Is there a Perl-compatible regular expression to trim whitespace from both sides of a string?
My first question is ... why? I don't see any of the single-regexp solutions to be any more readable than the regexp you started with. And they sure aren't anywhere near as fast.
#!/usr/bin/perl
use strict;
use warnings;
use Benchmark qw(:all);
my $a = 'a' x 1_000;
my @x = (
" $a ",
"$a ",
$a,
" $a"
);
cmpthese(-5,
{
single => sub {
for my $s (@x)
{
my $x = $s;
$x =~ s/^\s+|\s+$//g;
}
},
double => sub {
for my $s (@x)
{
my $x = $s;
$x =~ s/^\s+//;
$x =~ s/\s+$//;
}
},
trick => sub {
for my $s (@x)
{
my $x = $s;
s/^\s+//, s/\s+$// for $x;
}
},
capture => sub {
for my $s (@x)
{
my $x = $s;
$x =~ s/\A\s*(.*?)\s*\z/$1/
}
},
kramercap => sub {
for my $s (@x)
{
my $x = $s;
($x) = $x =~ /^\s*(.*?)\s*$/
}
},
}
);
gives results on my machine of:
Rate single capture kramercap trick double single 2541/s -- -12% -13% -96% -96% capture 2902/s 14% -- -0% -95% -96% kramercap 2911/s 15% 0% -- -95% -96% trick 60381/s 2276% 1981% 1974% -- -7% double 65162/s 2464% 2145% 2138% 8% --
Edit: runrig is right, but to little change.
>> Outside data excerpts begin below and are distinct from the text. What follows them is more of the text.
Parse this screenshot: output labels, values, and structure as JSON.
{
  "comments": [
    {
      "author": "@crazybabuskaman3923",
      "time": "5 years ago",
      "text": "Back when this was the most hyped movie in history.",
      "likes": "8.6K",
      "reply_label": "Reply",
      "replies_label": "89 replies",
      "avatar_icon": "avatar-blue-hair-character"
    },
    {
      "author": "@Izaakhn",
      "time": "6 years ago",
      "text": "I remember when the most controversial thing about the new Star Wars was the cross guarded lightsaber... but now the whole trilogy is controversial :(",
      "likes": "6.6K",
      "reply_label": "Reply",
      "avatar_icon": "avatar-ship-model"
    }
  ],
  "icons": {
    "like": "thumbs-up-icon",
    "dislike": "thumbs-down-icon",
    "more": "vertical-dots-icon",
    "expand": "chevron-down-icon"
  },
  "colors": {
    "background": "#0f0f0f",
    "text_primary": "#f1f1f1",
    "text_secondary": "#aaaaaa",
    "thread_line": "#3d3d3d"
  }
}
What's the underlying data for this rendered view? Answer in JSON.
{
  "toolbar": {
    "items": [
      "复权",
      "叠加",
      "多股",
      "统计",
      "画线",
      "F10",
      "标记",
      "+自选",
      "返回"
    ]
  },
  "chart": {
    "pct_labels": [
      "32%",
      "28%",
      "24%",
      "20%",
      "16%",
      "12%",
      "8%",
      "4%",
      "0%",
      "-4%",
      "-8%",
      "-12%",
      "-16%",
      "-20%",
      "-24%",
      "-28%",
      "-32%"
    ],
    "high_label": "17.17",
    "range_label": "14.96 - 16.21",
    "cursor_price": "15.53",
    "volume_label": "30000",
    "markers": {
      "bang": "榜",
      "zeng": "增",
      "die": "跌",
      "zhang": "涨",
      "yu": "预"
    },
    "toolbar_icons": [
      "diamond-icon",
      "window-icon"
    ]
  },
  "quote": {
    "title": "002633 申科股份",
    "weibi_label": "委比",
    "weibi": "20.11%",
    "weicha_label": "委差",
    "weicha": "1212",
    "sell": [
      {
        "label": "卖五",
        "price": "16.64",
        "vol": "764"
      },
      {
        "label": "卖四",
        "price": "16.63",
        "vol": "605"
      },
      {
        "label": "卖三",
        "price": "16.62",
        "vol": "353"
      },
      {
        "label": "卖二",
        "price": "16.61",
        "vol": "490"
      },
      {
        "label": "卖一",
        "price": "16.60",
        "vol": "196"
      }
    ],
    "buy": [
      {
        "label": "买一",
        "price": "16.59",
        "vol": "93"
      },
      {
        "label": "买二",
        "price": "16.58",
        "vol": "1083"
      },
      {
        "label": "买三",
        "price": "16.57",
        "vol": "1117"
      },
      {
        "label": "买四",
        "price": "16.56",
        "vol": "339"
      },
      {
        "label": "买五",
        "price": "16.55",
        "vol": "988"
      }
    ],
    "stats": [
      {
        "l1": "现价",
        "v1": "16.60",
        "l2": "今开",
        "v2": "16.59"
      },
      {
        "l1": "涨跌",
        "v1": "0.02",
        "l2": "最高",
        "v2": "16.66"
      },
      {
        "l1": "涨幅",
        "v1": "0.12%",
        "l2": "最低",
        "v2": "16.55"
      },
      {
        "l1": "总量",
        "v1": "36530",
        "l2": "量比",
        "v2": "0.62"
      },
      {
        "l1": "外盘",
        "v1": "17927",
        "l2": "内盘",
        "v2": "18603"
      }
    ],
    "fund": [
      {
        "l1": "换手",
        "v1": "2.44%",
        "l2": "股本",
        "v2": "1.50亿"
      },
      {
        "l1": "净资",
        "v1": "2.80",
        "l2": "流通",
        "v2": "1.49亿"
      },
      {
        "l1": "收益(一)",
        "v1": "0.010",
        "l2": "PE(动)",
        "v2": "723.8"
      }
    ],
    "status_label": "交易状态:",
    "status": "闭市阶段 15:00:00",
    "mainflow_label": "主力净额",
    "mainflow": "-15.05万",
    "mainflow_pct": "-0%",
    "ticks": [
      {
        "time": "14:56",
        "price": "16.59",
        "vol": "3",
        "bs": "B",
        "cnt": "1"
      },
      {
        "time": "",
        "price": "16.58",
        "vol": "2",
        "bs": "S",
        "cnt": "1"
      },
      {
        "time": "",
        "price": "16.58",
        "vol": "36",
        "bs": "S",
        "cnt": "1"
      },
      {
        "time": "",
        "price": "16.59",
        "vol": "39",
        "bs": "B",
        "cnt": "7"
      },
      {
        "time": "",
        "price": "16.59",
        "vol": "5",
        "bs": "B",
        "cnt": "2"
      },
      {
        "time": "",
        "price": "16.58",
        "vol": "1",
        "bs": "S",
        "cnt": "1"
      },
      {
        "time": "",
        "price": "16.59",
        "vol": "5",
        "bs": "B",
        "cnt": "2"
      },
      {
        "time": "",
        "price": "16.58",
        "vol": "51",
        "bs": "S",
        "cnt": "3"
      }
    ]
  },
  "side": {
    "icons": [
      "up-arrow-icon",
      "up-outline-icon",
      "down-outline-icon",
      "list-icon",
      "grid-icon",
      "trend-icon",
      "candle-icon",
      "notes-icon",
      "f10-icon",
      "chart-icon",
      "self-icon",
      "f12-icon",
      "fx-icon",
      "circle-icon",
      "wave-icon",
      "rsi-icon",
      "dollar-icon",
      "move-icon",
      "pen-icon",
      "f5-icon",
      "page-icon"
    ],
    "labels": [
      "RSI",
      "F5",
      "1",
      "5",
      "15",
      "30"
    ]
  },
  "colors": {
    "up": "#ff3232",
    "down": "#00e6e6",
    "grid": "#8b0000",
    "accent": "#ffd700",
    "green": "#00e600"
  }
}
I've updated the code to copy the string before modification, which, of course, slows things down. I also took into account brian d foy's suggestion in another answer to use a longer string (though a million seemed like overkill). However, that also suggests that before you choose the trick style, you figure out what your string lengths are like - the advantages of trick are lessened with shorter strings. At all lengths I've tested, though, double wins. And it's still easier on the eyes.
$x =~ s/^\s+|\s+$//g;
or
s/^\s+//, s/\s+$// for $x;
Funny you should bring this up!
I recently read an article analyzing the performance of twelve (!) different trim implementations.
Although the article specifically uses the JavaScript regex implementation, it uses Perl syntax, so I think it's apropos to this discussion.